In 2011, scientists announced that the magnetic north pole was moving much faster than expected, changing position at a rate of 40 miles per year, and now recent measurements suggests that the movement may be accelerating. Magnetic pole shifts happen on average every 300,000 years. The last one took place 780,000 years ago, so the next one is long overdue. What happens is that the earth’s magnetic field goes into a chaotic state, which persists for between 1,000 and 10,000 years. During the first stages, the strength of the magnetic field declines, and it is this period that will pose the greatest danger to earthly life-forms, because the planet’s surface will be directly exposed to solar radiation which is normally shielded by the field. However, in the past, magnetic pole shifts have not been associated with mass extinctions, or with geologic upheavals. When the field is in flux, there will be major disruptions to such things as navigation, and migratory birds and animals that rely on Earth’s magnetic field to find their routes will be compromised. Solar coronal mass ejections taking place while the field is weak would be a matter for serious concern, but the field never disappears entirely, and Earth’s atmosphere also provides some shielding. A major CME striking Earth during the early phases of a reversal would be a crisis situation, however, and require careful management.
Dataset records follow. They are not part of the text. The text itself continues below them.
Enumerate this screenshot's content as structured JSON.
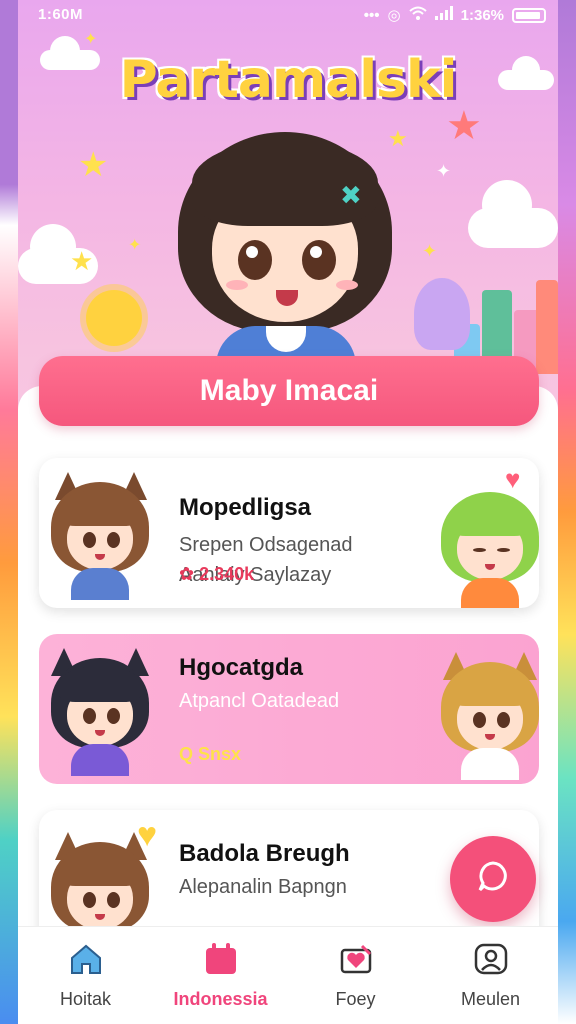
{
  "status_bar": {
    "time": "1:60M",
    "battery": "1:36%"
  },
  "hero": {
    "app_title": "Partamalski",
    "banner_label": "Maby Imacai"
  },
  "cards": [
    {
      "title": "Mopedligsa",
      "line1": "Srepen Odsagenad",
      "line2": "Aanlaiy Saylazay",
      "tag": "✿ 2.340k"
    },
    {
      "title": "Hgocatgda",
      "line1": "Atpancl Oatadead",
      "tag": "Q Snsx"
    },
    {
      "title": "Badola Breugh",
      "line1": "Alepanalin Bapngn"
    }
  ],
  "nav": {
    "items": [
      {
        "label": "Hoitak",
        "icon": "home-icon"
      },
      {
        "label": "Indonessia",
        "icon": "calendar-icon"
      },
      {
        "label": "Foey",
        "icon": "heart-gift-icon"
      },
      {
        "label": "Meulen",
        "icon": "profile-icon"
      }
    ],
    "active_index": 1
  },
  "colors": {
    "accent": "#f0457c",
    "banner": "#f5577d",
    "card_highlight": "#fba3d1",
    "logo_fill": "#ffd23f"
  }
}
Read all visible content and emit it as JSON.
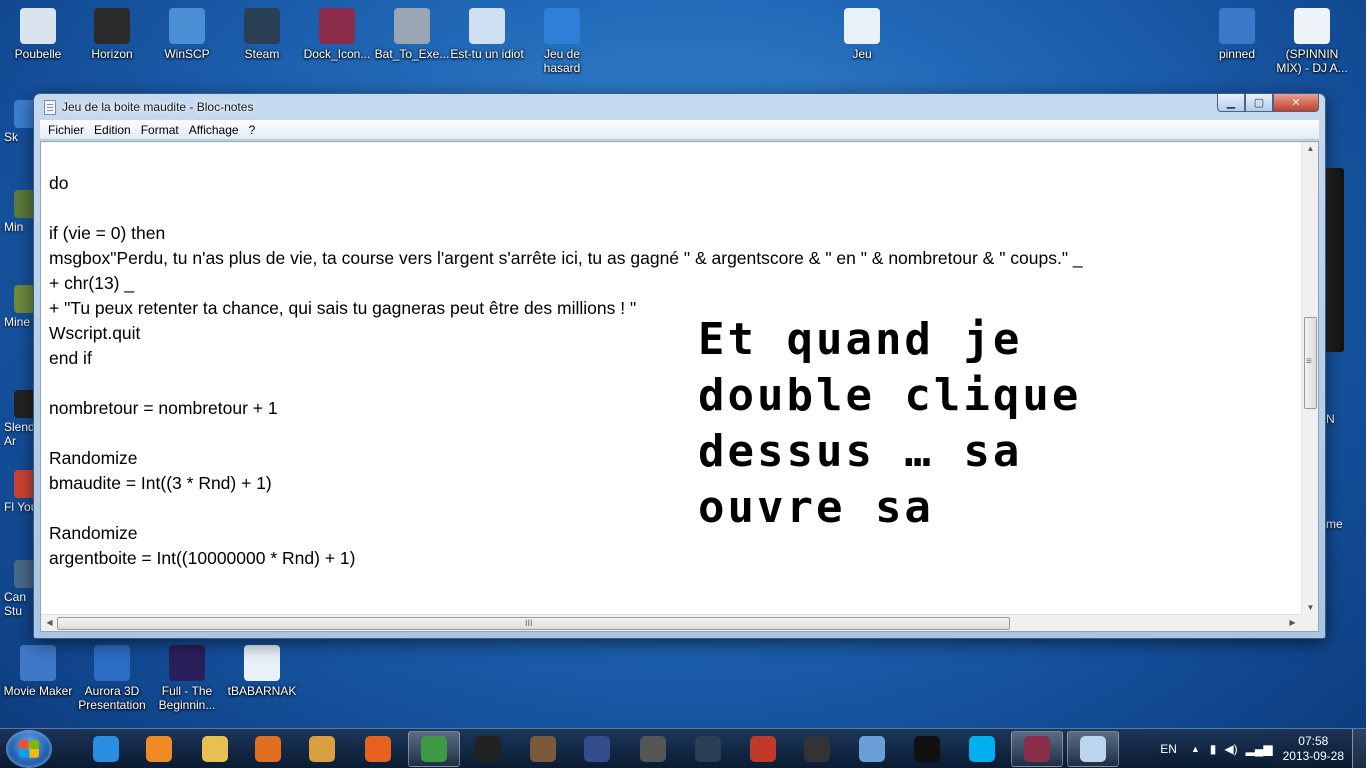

It is not known if the field slips into flux slowly, or if it reaches a ‘tipping point’ and suddenly becomes chaotic. The majority of scientific opinion is that it happens slowly, with magnetic north moving to a latitude about 40 degrees off true north before the field becomes so distorted that it loses its form. Even after that happens, it doesn’t disappear entirely, but becomes weaker, with poles appearing at random in different places. The movement of the magnetic field is related to movement in the earth’s core, but a new study suggests that its sudden and increasing acceleration is due to the melting of Greenland’s ice cover.  Reversals can start and then be aborted, as happened 10,000 years ago.